The contripetal force F acting on a particle moving uniformly in a circle may depend upon mass (m), velocity (v) and redio ( r) of the circle . Derive the formula for F using the method of dimensions.
Answers
Answer:
f = mv^2/r
Explanation:
f= mass * accelerartion
thus, f= MLT^-2
so let us say,
f= MLT^-2 = (M^x)(V^y)(L^z) ....................(i)
from (i), we can say that x=1
we know that V^2=(L^2)(T^-2)
thus, f= MLT^-2 = M(V^2)(L^-1) = (M^X)(V^Y)(L^Z)
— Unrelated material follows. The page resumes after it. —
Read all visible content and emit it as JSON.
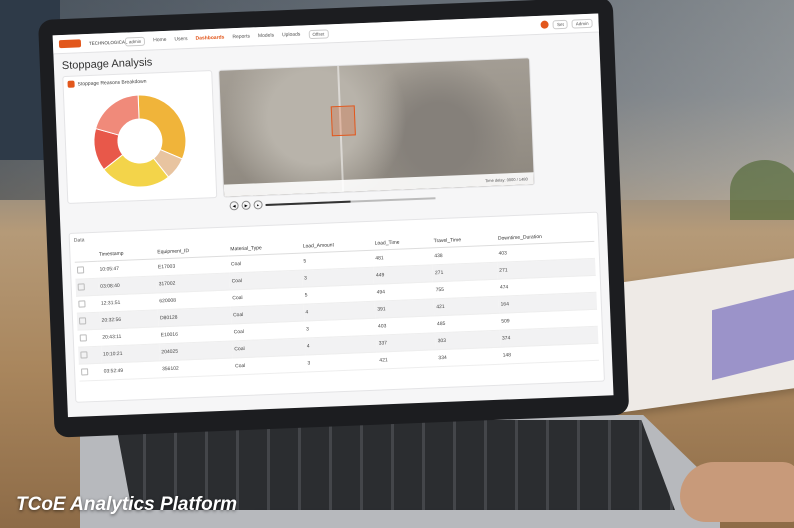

therefore, x=1, y=2 and z=-1
thus
f=mv^2/r
P.S. the brackets r used here for understanding and proper reading purpose only, they are not used in original terminology
GIVEN :
The centripetal force F depends upon mass (m), velocity (v) and radius ( r) of the circle .
TO FIND :
Derive the formula for F using the method of dimensions.
SOLUTION :
◆We know,
Force ,F= ma
m - mass , a- acceleration
◆And thus,F= MLT^-2 ,
in dimensional analysis , m - M ,
a - LT^-2
◆Here, velocity,V = LT^-1
◆So, writing force in terms of velocity
And checking their dimensions,
◆MLT^-2 = (M^x)(V^y)^2(L^z)
◆ By further solving ,
= (M^1)(LT^-1)^2(L^-1)
◆So equating both sides , we get
x = 1, y = 2 ,z = -1
◆Thus equation becomes,
Centripetal force F=(mv^2)/r
ANSWER :
Centripetal force F=(mv^2)/r